Gözyaşlarını içine akıtarak yanıtlamıştı: "Toplumda benim suçsuz olduğuma inananlardan o kadar destek var ki, kalmak istiyorum. Burada yaşamak istiyorum. Nereye gidebilirim ki? Vatanım burası..."
Sebat etmiş gitmemişti.
Tıpkı daha önce, 2002 yılının tam da bu günlerinde gazetesinin önüne gelen 2530 kişilik gözü dönmüş güruhun "Hedefimizsin. Ya sev ya terket. Bir gece ansızın gelebiliriz" tehditlerine pabuç bırakmaması, sebat edip gitmemesi gibi...

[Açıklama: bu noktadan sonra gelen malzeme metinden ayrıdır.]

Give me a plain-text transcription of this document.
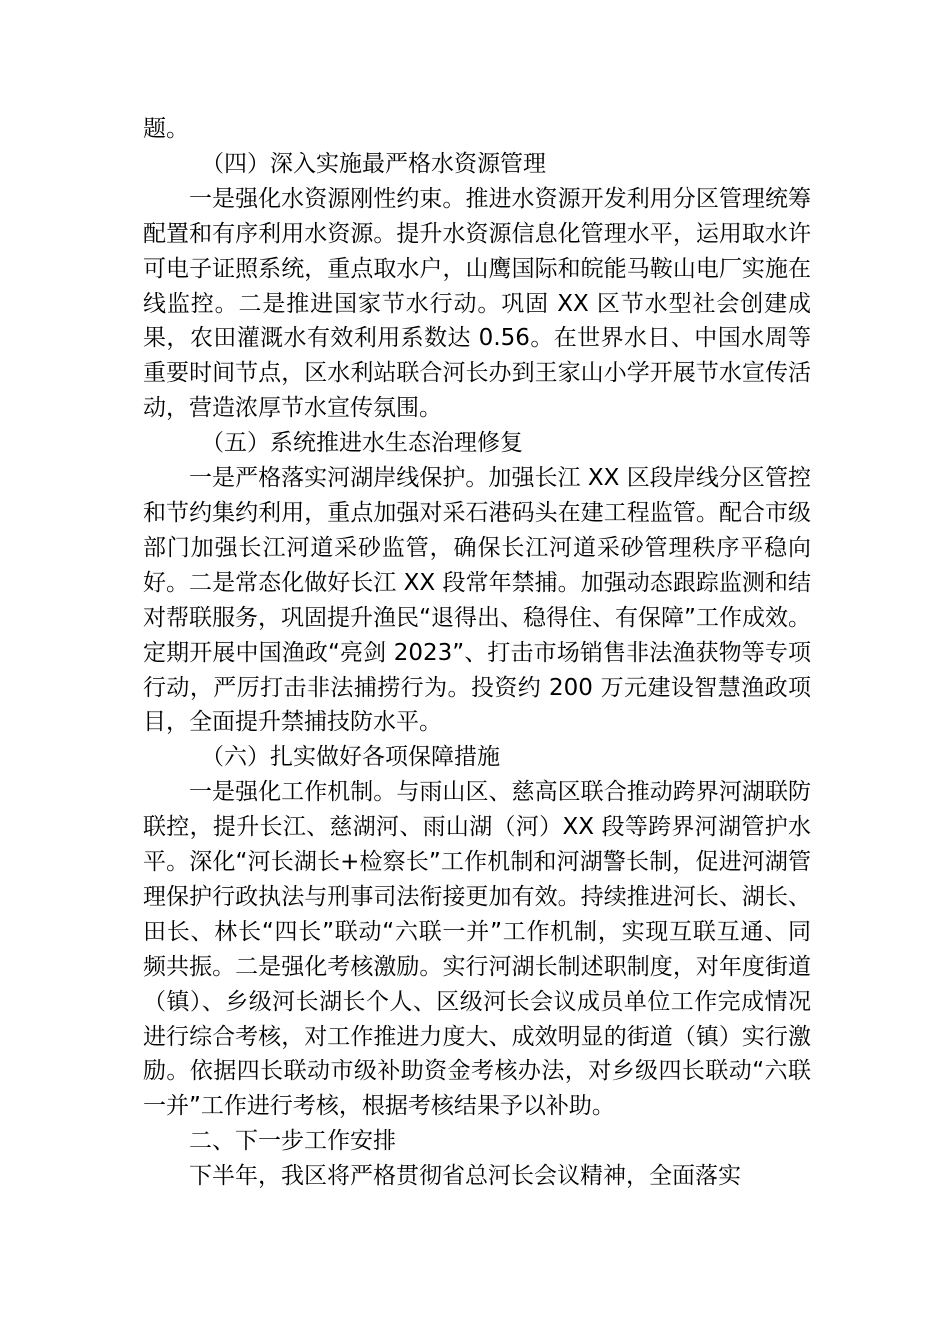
题。

（四）深入实施最严格水资源管理

一是强化水资源刚性约束。推进水资源开发利用分区管理统筹配置和有序利用水资源。提升水资源信息化管理水平，运用取水许可电子证照系统，重点取水户，山鹰国际和皖能马鞍山电厂实施在线监控。二是推进国家节水行动。巩固 XX 区节水型社会创建成果，农田灌溉水有效利用系数达 0.56。在世界水日、中国水周等重要时间节点，区水利站联合河长办到王家山小学开展节水宣传活动，营造浓厚节水宣传氛围。

（五）系统推进水生态治理修复

一是严格落实河湖岸线保护。加强长江 XX 区段岸线分区管控和节约集约利用，重点加强对采石港码头在建工程监管。配合市级部门加强长江河道采砂监管，确保长江河道采砂管理秩序平稳向好。二是常态化做好长江 XX 段常年禁捕。加强动态跟踪监测和结对帮联服务，巩固提升渔民“退得出、稳得住、有保障”工作成效。定期开展中国渔政“亮剑 2023”、打击市场销售非法渔获物等专项行动，严厉打击非法捕捞行为。投资约 200 万元建设智慧渔政项目，全面提升禁捕技防水平。

（六）扎实做好各项保障措施

一是强化工作机制。与雨山区、慈高区联合推动跨界河湖联防联控，提升长江、慈湖河、雨山湖（河）XX 段等跨界河湖管护水平。深化“河长湖长+检察长”工作机制和河湖警长制，促进河湖管理保护行政执法与刑事司法衔接更加有效。持续推进河长、湖长、田长、林长“四长”联动“六联一并”工作机制，实现互联互通、同频共振。二是强化考核激励。实行河湖长制述职制度，对年度街道（镇）、乡级河长湖长个人、区级河长会议成员单位工作完成情况进行综合考核，对工作推进力度大、成效明显的街道（镇）实行激励。依据四长联动市级补助资金考核办法，对乡级四长联动“六联一并”工作进行考核，根据考核结果予以补助。

二、下一步工作安排

下半年，我区将严格贯彻省总河长会议精神，全面落实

Tıpkı bazı çevrelerin ve bazı acımasız, hoşgörüsüz, fanatik kalemlerin linç girişimlerinde de sebat edip gitmemesi gibi...
Sebat etti. Gitmedi. Ve dün Sebat Apartmanı'nın önünde öldürüldü. Alçakça. Kalleşçe.
"Evet biz Ermeniler'in bu topraklarda gözü var ama alıp gitmek için değil, gömülmek için" diyordu. Dediği oldu.
Onun adı Hırant Dink'ti. Vicdanımızla başbaşa kaldığımızda huzurumuzu kaçıran gölgeydi, hatta ruhtu.
Birileri artık huzur içinde uyuyabilir. Vicdan sonsuza kadar sustu.